The contours of my life are rather more like the Appalachians than the Alps. My crises are more common than I usually allow myself to confess. And yet, I’m in the midst of the “repeated experimental proof of the Lord’s power and goodness to save” that John Newton said we must go through a thousand times as we struggle for assurance. Maybe everyone doesn’t have to go through that: maybe its just me and John. None-the-less, here I am.
In the midst of my thousand wrestling matches, there are things that matter to me: art, music, books, community, creational goodness in all its forms… There are lots of things to be explored here: few of them as introspective as the topic of this first post. But, it seemed good to start where I am, with who I am. And now on with the experimental proof.
On, with patience.

Some very profound thoughts about life and death. You’ve quoted some of my favorites. If you are interested in various quotes & brief reflections of Scripture, check out my church log -
Thanks for being my first comment! Be well.
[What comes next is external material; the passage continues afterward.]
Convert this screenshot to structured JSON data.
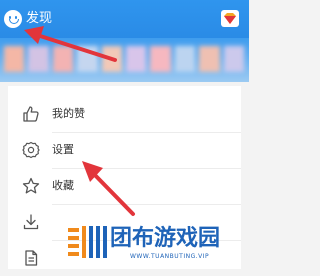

I appreciate that you use the term death and not “passed away”. Death is a terrible thing and it is painful for those who will miss those that leave them behind. When attending funerals (I just did this past Saturday) I think sometimes death is overlooked and we get a sense that the person has just passed on to the next phase in life. Or we should be happy that they are present with the Lord. But, I think in one sense that is true we are assured that we will be together again and that they aren’t suffering any longer, but it sure does hurt to not have that person there anymore. I’ve also know that this most certainly isn’t the hope for people that did not have faith in our Lord and Savior Jesus Christ. I talked to one of our pastors at a funeral of a young lady who grew up in a family that had nothing to do with the church at all. And he didn’t know what to say in terms of the questions that can arise about “Did she go to heaven?” and questions like that. I told him, one thing is for sure though, if you could ask her right now, what she would want told to people she knows, is… Like the story of the Rich Man and Lazarus:
Luke 16:17-28
27″He answered, ‘Then I beg you, father, send Lazarus to my father’s house, 28for I have five brothers. Let him warn them, so that they will not also come to this place of torment.’
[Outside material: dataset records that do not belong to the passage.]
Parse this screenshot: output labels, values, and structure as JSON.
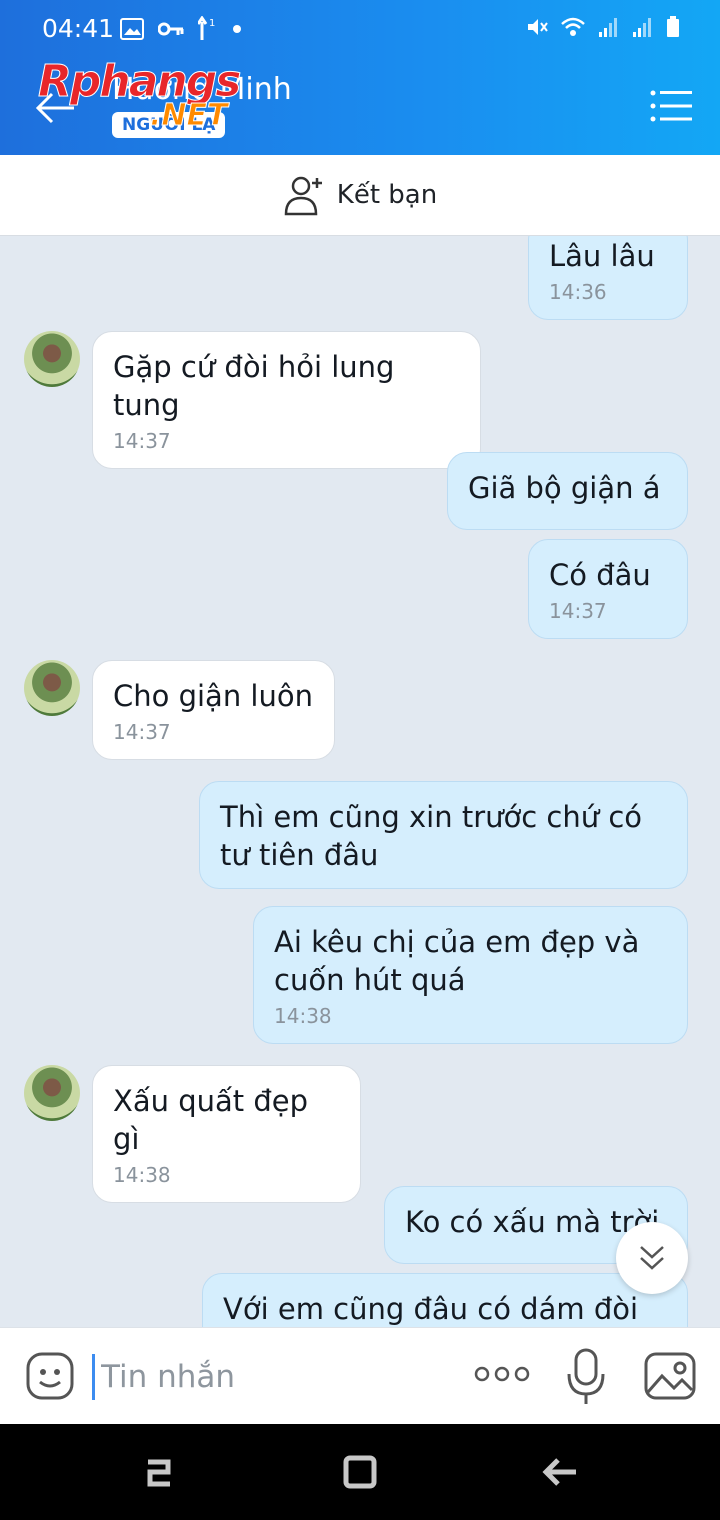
{
  "status_bar": {
    "time": "04:41",
    "left_icons": [
      "image-icon",
      "key-icon",
      "data-arrow-icon"
    ],
    "right_icons": [
      "mute-icon",
      "wifi-icon",
      "signal-icon",
      "signal-icon",
      "battery-icon"
    ],
    "indicator": "1"
  },
  "header": {
    "contact_name": "Hương Minh",
    "contact_tag": "NGƯỜI LẠ",
    "watermark": "Rphangs",
    "watermark_suffix": ".NET"
  },
  "friend_bar": {
    "label": "Kết bạn"
  },
  "messages": [
    {
      "dir": "out",
      "text": "Lâu lâu",
      "time": "14:36"
    },
    {
      "dir": "in",
      "text": "Gặp cứ đòi hỏi lung tung",
      "time": "14:37"
    },
    {
      "dir": "out",
      "text": "Giã bộ giận á",
      "time": ""
    },
    {
      "dir": "out",
      "text": "Có đâu",
      "time": "14:37"
    },
    {
      "dir": "in",
      "text": "Cho giận luôn",
      "time": "14:37"
    },
    {
      "dir": "out",
      "text": "Thì em cũng xin trước chứ có tư tiên đâu",
      "time": ""
    },
    {
      "dir": "out",
      "text": "Ai kêu chị của em đẹp và cuốn hút quá",
      "time": "14:38"
    },
    {
      "dir": "in",
      "text": "Xấu quất đẹp gì",
      "time": "14:38"
    },
    {
      "dir": "out",
      "text": "Ko có xấu mà trời",
      "time": ""
    },
    {
      "dir": "out",
      "text": "Với em cũng đâu có dám đòi",
      "time": ""
    }
  ],
  "input_bar": {
    "placeholder": "Tin nhắn"
  },
  "colors": {
    "header_start": "#1e6fdc",
    "header_end": "#13a7f5",
    "outgoing_bubble": "#d5eefd",
    "incoming_bubble": "#ffffff",
    "chat_bg": "#e2e9f1"
  }
}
Having said all that, I do long for heaven, and to be rid of this sin and the battle that continues to weigh me down. To be rid of death and the pain that it causes others. To experience love and a grand reunion of the saints that have gone on before us, and most of all to praise God with tears of gratefulness for giving Grace to a wretch like me.
Grace and Peace,
Chris
Coram Deo!!!
I wrestle with the fearing and looking forward–before kids, I looked forward–not in the morbid sense, but in the hopeful sense. Death is something I think a lot about as a mom–not wanting to be without my kids, not wanting them to be without me.
With my daughter’s birth, fear of death took over, but with my son’s birth, I feel a bit more of the “patience to live.” I have two glorious reasons to live in this world, teaching my children to love God with all their hearts, but yet, heaven looks good–especially when the three year old throws a tantrum and the 3 month old won’t sleep while I try to get the laundry done! (: Ordinary things, ordinary days are what I love and live for, yet they’re also the things that make me wish for heaven!